Вместе с тем было бы большой ошибкой, если бы мы стали излишним образом спиритуализировать Платона. Само собой разумеется, что человеческие блага зависят у него от божественных благ, а божественные блага возникают на основах разума. Тем не менее человеческие блага не только не отрицаются, но Платон посвящает им множество вдохновенных страниц, стараясь всячески разобраться в этих благах и различить лучшее от худшего.
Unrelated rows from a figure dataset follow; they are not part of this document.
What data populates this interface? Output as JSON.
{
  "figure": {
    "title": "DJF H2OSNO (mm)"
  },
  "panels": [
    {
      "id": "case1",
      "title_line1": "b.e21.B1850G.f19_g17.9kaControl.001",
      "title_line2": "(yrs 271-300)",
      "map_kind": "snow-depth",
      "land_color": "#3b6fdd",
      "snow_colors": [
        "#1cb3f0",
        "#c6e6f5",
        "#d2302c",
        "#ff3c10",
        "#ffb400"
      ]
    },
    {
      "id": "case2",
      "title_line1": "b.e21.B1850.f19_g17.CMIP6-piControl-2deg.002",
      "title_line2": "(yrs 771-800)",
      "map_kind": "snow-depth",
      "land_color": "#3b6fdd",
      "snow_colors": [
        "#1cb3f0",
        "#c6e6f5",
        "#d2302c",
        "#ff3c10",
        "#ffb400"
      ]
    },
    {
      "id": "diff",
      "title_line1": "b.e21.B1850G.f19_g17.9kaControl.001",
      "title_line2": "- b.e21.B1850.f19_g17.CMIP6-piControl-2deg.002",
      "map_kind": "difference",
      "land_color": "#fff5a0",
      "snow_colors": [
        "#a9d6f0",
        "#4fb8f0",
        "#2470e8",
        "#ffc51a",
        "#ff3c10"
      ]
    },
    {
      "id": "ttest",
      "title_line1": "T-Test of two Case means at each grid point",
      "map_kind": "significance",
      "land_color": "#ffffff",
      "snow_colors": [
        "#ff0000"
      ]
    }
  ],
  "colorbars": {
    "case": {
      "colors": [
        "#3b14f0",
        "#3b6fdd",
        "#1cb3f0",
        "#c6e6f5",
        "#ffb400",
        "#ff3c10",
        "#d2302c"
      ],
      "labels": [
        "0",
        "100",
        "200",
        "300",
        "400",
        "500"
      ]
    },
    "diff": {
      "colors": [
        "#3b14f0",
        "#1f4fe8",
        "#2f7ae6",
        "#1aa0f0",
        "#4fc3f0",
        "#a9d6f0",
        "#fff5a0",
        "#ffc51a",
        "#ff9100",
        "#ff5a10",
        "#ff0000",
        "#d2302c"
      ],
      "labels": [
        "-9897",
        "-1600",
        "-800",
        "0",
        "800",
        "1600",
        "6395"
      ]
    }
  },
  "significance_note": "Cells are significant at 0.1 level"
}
В частности, красота вовсе не является самым большим благом в человеческой области. Гораздо бoльшим благом является здоровье, а гимнастика и богатство тоже недалеко уходят от красоты. "Меньшие блага - те, во главе которых стоит здоровье, затем красота, в-третьих, - сила в беге и остальных движениях, производимых телом, в-четвертых, - богатство, но не слепое, а зоркое, то есть идущее вслед за разумностью" (Legg. I 631bc, ср. II 661а). Хармид прекрасен только потому, что он молод; он нравится не только всем взрослым, но даже и детям (Charm. 154b-d). Алкивиад тоже прекрасен своей молодостью, когда на бороде впервые начинает пробиваться пушок (Prot. 309ab со ссылкой на II. XX, 348). Правда, телесная красота, взятая сама по себе, может быть и губительной, как и прочие материальные блага. "Красота, богатство, крепость тела, сильное родство в обществе и все тому подобное", эти блага могут даже развращать и губить душу, отвлекая ее от философии (R.P. VI 491с). "Когда кто предпочитает красоту добродетели, это не что иное, как подлинное и совершенное бесчестие души" (V 727d). Сократ с внешней стороны безобразен и похож на вылепленного Силена; и "ему вовсе нет дела до того, красив ли кто, богат ли кто, обладает ли какими-либо другими преимуществами из числа тех, что прославляются толпой". "А раскройте его изнутри... сколько в нем благоразумия!" (Cpnv. 216de). Поэтому прекрасное только там, где мудрость. "А как бы... тому, что мудрее, и не показаться более прекрасным?" (Prot. 309b). Та мудрая женщина, которая приснилась Сократу с возвещением об его близкой смерти, была "прекрасная" и "благовидная" в "белом одеянии" (Crit. 44а). Даже упомянутый выше Хармид особенно неодолим тем, что он "благороден в душе" (Charm. 154d). Парменид, который стар и совершенно сед, тем не менее был "красив и представителен", не говоря уже о сорокалетнем Зеноне (Parm. 127b).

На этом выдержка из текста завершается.